Krefeld, 21. Februar 2016
Sollen öffentliche Plätze durch Videokameras ständig überwacht werden?

Im zuständigen Ausschuss des Stadtrates diskutierten die Ratsfraktionen grundsätzlich über Sicherheit in unserer Stadt

Sicherheit durch Kameras?
Am Mittwoch der vergangenen Woche wurde der Antrag der CDU-Stadtratsfraktion, die Stadtverwaltung möge die Einrichtung einer ständigen Videoüberwachung an öffentlichen Plätzen und der neuen Ostwallhaltestelle vorbereiten, im Ausschuss für Verwaltung, Vergabe, Ordnung und Sicherheit beraten und von der Mehrheit der Ratsmitglieder argumentativ abgelehnt.
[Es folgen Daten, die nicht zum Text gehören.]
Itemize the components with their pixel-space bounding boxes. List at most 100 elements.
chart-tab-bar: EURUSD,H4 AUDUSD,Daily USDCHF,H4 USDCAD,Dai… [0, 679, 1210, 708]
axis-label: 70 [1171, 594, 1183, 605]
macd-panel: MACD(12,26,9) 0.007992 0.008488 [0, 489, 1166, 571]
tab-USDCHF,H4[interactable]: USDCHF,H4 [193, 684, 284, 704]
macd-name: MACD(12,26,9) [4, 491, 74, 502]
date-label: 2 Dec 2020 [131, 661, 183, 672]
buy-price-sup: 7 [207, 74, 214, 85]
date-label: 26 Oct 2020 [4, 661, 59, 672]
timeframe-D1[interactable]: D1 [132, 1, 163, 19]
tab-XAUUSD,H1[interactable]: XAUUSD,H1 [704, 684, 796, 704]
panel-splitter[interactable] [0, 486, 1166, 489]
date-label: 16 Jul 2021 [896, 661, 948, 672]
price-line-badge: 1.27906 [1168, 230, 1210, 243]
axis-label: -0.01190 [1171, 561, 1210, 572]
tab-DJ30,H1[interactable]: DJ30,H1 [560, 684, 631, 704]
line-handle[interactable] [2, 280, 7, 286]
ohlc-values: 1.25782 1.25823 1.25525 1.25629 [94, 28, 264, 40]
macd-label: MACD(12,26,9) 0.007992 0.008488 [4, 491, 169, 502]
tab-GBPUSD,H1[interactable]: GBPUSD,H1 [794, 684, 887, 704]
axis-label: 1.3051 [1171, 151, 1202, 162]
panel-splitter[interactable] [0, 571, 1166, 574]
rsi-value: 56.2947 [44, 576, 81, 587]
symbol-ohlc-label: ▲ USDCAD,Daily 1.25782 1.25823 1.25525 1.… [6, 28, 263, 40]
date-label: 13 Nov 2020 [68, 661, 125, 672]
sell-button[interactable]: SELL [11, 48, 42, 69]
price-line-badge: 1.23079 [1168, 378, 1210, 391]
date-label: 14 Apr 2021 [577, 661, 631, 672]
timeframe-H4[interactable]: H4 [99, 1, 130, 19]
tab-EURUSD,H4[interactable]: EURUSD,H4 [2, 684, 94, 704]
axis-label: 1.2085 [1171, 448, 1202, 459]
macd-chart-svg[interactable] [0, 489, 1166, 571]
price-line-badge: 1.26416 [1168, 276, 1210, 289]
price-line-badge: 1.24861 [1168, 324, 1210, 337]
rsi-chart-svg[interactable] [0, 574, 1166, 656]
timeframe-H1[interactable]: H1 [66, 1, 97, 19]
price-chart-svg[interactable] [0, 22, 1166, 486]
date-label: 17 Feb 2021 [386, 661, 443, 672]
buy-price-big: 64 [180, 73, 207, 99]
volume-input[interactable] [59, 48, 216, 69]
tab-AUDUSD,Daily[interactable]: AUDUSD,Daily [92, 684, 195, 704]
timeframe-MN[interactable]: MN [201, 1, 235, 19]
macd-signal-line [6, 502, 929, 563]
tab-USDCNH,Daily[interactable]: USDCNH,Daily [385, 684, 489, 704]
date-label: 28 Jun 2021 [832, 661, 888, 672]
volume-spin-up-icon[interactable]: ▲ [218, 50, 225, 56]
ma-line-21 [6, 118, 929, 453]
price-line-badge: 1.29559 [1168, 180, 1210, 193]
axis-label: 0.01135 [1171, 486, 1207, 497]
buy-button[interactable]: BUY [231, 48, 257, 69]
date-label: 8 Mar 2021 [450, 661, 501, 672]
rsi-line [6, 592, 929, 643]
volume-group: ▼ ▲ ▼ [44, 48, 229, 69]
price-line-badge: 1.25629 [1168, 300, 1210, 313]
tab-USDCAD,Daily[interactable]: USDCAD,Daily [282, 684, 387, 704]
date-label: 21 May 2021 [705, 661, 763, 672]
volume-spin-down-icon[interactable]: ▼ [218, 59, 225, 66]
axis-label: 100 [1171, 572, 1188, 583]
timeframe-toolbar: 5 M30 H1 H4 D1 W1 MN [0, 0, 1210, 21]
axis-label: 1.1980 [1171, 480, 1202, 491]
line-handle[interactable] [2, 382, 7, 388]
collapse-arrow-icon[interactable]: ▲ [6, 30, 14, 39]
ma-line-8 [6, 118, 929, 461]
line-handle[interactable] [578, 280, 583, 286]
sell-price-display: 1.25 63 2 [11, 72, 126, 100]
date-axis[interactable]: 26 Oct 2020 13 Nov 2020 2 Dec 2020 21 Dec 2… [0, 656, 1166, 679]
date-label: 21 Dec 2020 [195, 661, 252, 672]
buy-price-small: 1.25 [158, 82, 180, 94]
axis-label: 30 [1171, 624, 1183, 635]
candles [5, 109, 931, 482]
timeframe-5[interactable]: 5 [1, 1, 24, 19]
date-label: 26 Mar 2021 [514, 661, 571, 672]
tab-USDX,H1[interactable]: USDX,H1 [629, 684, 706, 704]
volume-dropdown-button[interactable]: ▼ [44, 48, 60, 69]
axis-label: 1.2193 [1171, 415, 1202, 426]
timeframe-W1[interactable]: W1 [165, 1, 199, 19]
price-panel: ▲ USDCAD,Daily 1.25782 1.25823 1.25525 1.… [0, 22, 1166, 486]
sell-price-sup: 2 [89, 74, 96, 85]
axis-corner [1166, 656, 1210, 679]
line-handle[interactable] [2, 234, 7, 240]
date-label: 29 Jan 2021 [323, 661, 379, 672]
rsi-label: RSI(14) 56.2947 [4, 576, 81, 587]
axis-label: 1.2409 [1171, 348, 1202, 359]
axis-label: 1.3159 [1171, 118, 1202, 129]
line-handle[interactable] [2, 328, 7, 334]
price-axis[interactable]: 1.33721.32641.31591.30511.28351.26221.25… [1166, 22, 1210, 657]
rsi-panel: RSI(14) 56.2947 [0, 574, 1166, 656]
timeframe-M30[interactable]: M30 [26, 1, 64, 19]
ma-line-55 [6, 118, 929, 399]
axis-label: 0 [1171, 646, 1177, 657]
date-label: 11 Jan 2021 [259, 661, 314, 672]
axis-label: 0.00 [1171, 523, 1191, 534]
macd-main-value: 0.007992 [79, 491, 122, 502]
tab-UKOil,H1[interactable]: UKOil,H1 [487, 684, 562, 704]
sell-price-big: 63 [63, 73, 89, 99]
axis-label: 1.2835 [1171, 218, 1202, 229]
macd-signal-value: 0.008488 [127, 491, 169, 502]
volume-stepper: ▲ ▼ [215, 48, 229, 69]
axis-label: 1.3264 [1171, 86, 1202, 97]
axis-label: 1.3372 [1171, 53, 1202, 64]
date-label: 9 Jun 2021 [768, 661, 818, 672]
Ich habe in der Ausschusssitzung für die SPD-Fraktion dargelegt, dass weder der Stadtrat noch die Stadtverwaltung die rechtlichen Möglichkeiten dazu haben. Ständige Videoüberwachung auf öffentlichen Plätzen ist im Polizeigesetz NRW geregelt und darf nur zur Verhinderung und Bekämpfung von Schwerstkriminalität durch das Innenministerium NRW und die obere Polizeiführung NRW angeordnet werden. Dazu zählen - wie von der CDU unterstellt - weder der Theaterplatz noch die Bereiche der neuen Ostwallhaltestelle oder am Hauptbahnhof oder anderswo in Krefeld.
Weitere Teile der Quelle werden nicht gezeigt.